I keep reading when the story engages me, interests me and (this is important) it is on theme/genre/topic for what I’m reading the story for. If you send me a superhero story for The Edge of Propinquity, I will stop reading because I specifically state “no superheroes” in the guidelines. If you send me a bodiceripper for Apex, I stop reading because that is not what we publish. Finally, even if the story is awesome, if I know that it will not fit the anthology I’m reading for, I will stop reading. If it won’t fit, I can’t shoehorn it in.
IFP:What are you working on right now?
JB: Right now, I have four anthologies in the works:
Beauty Has Her Way, Dark Quest Books – an anthology of women across the ages using all of their assets to get what they want. It is in final edits. This one will be out in 2010.
Human Tales, Dark Quest Books – an anthology of tales told in the vein of Grimm Fairy Tales but told from the point of view of the supernatural creature about the dangers of bargaining with untrustworthy humans. I am reading for it. This one will be out in late 2010 or early 2011.
The Beast Within 2, Graveside Tales – an anthology of non-standard shapeshifters. Invitations for this anthology have already gone out. This one will be out in mid-2011.
Space Tramps, Flying Pen Press – an anthology about those who have fallen between the cracks and ride the hidden hyperdrives and live in the secret spaceports. It is the fifth in the Full Throttle Space Tales series. I am getting together my invitations for this anthology. This one will be out in the third quarter of 2011.

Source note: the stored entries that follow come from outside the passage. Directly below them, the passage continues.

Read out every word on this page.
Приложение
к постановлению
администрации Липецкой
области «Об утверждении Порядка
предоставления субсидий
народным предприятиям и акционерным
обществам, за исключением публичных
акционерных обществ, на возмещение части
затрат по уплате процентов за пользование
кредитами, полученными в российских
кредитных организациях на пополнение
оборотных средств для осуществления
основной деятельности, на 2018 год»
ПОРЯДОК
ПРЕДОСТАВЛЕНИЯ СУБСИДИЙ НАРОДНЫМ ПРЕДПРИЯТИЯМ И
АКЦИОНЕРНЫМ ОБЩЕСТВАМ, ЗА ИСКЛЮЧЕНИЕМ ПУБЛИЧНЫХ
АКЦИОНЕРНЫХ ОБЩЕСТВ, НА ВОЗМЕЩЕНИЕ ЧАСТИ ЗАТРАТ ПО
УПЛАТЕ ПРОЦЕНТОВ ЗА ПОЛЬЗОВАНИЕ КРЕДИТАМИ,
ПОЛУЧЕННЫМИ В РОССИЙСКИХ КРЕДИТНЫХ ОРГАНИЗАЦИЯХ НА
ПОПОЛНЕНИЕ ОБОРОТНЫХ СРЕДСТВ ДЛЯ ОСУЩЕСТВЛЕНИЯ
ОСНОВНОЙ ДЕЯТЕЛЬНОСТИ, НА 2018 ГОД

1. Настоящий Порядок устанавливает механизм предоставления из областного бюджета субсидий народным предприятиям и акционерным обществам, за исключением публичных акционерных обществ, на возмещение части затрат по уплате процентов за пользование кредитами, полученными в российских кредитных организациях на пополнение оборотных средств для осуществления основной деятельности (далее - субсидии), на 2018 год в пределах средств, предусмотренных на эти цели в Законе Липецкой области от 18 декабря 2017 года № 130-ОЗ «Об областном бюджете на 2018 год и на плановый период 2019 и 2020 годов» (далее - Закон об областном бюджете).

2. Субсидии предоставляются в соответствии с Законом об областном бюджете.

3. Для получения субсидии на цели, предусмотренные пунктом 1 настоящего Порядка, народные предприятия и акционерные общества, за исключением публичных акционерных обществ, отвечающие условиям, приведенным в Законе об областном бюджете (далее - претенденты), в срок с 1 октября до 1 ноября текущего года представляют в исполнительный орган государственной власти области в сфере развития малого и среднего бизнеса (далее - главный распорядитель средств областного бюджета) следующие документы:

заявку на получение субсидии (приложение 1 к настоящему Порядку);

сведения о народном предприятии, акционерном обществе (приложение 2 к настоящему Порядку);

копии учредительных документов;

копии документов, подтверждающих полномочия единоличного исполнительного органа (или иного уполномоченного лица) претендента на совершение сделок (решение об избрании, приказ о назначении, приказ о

IFP: If you could be a Lovecraftian character or creature, who would you be and why?
JB: I would certainly become one of the Old Ones. Who wants to be the person that goes crazy? I’d rather be one of the deities that my cults worship and fear. Cthulhu is too well-known. I could go with Shub-Niggurath because of her being a perversion of a fertility goddess. You know, spitting out creatures that make mortal man go mad.
But in the end, I’m gonna have to go with Yog-Sothoth because of the way it manifests as a bunch of glowing bubbles. First, because it amuses me to no end that bubbles can be terrifying and drive people crazy. Second, because I’m all about the pretty. I think bubbles are very pretty. If I’m going to be a terrifying monster, I might as well be as pretty and strange (or is that pretty strange?) as a bunch of glowing bubbles. Besides, I thought “The Case of Charles Dexter Ward” was a great story.